Part 2: Develop a Clear Description of
Your Author Entrepreneur Enterprise
Getting Down To Business
So, are you developing a publishing business that will build you a passive, residual, income stream or passionately pursuing a hobby?
Lets get down to Business — YOUR BUSINESS!
1. Have you chosen a name for your business enterprise? Does the name support your branding strategy and desired position?
2. Have you defined your company’s mission? What are your corresponding goals and objectives?
3. What exactly is your branding strategy and market position?
4. How will your publishing project meet the needs of your customers better than your competitor? (Please do not delude yourself that this is the fist book on this subject. It is the first written with your special talent, from your specific point of view; but the customer will have other books to choose from.)
5. What are the steps you need to follow to form a legal business?
6. How do you determine what type of business structure is appropriate for your venture? What are the key differences between a proprietorship, partnership, LLC, or a Corporation?
7. Are you a manufacturer, merchandiser, or a service business? If you answered all three, I am very, very pleased with you grasshopper. As a self-publisher, you have all the manufacturers project management responsibilities — shepherding raw resources into a finished product. As a merchandiser, you have the job of seeing that product successfully distributed and sold.

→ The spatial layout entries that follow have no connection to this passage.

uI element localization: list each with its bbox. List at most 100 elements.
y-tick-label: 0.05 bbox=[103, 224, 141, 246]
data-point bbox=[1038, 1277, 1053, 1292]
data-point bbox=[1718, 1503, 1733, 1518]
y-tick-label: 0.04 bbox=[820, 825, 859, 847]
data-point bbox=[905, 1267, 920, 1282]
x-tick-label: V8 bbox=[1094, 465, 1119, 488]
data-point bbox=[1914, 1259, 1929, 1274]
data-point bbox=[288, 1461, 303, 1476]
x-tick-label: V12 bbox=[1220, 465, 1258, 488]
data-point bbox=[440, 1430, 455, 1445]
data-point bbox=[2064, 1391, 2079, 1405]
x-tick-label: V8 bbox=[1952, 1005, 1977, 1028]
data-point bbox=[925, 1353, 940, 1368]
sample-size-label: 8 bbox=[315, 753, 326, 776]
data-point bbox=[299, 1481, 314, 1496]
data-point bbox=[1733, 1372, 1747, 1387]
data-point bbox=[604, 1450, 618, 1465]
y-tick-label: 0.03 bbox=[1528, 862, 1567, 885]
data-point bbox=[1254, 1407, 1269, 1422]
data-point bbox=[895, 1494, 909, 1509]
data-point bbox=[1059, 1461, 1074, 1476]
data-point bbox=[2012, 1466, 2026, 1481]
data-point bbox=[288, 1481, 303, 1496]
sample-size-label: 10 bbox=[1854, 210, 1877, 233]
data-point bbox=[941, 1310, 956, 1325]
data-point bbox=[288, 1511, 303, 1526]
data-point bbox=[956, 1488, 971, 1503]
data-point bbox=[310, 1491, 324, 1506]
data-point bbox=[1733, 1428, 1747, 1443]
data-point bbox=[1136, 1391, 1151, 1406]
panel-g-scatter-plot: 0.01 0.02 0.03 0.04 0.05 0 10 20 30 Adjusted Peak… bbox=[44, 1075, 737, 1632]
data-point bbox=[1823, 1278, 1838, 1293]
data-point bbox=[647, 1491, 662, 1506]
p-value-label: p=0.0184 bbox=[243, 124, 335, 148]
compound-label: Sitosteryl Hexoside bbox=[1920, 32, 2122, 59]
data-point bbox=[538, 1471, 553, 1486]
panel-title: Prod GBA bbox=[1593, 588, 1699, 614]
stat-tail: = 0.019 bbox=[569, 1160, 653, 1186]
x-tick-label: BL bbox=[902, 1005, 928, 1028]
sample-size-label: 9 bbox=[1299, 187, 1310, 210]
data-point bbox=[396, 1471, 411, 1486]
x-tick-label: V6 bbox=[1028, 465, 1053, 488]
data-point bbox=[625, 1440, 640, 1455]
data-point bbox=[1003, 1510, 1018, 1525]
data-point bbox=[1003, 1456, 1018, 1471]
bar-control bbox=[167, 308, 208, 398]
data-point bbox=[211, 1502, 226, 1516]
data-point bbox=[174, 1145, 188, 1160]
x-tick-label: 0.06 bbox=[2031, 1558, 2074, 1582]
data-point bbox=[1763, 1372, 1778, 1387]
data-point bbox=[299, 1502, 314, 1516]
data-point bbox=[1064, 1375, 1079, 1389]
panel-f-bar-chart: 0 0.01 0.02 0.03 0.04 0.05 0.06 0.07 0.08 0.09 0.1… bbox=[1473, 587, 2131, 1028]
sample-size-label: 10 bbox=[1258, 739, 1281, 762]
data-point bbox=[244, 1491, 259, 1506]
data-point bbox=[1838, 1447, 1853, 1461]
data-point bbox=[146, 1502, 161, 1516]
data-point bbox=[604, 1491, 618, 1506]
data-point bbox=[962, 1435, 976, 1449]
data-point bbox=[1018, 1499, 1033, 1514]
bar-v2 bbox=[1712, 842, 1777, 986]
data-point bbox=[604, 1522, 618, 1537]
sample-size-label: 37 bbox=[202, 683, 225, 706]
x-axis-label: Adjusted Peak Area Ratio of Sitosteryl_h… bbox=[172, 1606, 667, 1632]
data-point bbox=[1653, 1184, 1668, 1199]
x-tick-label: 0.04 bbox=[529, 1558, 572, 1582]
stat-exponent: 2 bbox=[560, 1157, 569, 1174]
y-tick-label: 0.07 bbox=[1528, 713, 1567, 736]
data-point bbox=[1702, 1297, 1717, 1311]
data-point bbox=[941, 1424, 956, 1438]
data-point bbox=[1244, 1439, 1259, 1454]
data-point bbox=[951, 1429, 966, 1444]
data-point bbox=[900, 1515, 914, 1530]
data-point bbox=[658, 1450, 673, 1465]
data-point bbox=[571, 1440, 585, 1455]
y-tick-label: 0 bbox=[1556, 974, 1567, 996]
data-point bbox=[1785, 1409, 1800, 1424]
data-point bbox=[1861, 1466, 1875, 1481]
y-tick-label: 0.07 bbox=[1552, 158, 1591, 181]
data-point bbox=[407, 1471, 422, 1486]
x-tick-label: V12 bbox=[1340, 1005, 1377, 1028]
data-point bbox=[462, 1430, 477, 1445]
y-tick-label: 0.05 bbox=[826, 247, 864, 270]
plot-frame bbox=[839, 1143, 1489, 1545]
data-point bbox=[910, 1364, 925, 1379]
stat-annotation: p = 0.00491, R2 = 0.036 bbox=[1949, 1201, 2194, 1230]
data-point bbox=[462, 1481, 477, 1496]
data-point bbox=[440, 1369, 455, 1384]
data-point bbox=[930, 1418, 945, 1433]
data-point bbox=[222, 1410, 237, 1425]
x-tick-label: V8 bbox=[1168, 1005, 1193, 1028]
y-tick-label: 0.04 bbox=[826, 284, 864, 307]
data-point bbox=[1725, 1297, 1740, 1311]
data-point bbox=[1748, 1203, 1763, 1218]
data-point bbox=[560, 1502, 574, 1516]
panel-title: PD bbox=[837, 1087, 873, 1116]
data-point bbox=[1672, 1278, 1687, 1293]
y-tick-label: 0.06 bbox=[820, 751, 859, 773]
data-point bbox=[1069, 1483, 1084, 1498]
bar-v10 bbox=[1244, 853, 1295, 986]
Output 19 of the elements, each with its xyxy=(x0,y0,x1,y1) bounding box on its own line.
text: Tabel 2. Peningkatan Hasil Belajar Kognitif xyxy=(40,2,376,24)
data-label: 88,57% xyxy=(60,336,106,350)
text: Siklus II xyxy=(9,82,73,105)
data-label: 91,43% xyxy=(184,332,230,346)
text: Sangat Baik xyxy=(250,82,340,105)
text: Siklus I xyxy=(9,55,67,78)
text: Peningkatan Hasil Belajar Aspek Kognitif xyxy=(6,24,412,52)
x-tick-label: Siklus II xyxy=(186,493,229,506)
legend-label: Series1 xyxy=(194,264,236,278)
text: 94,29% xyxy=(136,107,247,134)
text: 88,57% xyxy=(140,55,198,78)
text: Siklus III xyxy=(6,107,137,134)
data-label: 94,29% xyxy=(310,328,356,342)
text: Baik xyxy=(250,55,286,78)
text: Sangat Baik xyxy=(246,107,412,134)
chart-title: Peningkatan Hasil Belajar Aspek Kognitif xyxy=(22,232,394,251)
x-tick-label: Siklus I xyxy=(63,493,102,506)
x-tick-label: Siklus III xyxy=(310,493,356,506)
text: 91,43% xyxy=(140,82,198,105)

As for service, you have the care and feeding of the distribution network, your clients, the bookstore owners and the end user, the readers. Oh yes, if you are starting a publishing venture with talent other than yourself, you have to keep your authors happy. Because if you don’t, your authors will be in the next wave of competitors.
I just love the publishing business — I think its all that free-floating Darwinian energy.
8. How quickly can you reasonably grow sales? What will it take to reach profitability?
9. Are you planning to develop a whole new product line?
10. Do you have plans to expand your product line?
11. If you have more than one publishing project planned, do you have the metrics in place to measure sales performance?
12. Define the barriers to entering and exiting an alternate publishing enterprise. This goes back to honestly reviewing and recognizing your skill-set and resources. Example: the final price tag for a self-published, printed and professionally promoted book could run between $5000 and $10,000. Do you have the resources to carry the project to successful fruition? If not, that is a barrier to entry.
Another example: you decide to self publish in the form of an e-book. Without the up-front printing costs, it seems like an affordable alternative to get in the publishing game; however, there is a significant technological barrier that you or someone on your payroll has to surmount. Do you have the creative capability to design and format the publication for electronic download? Which of several competing electronic publishing “standards” do you follow? Do you have the budget and/or technical capability to mount and promote an eCommerce enabled website to take advantage of print-on-demand-download technology?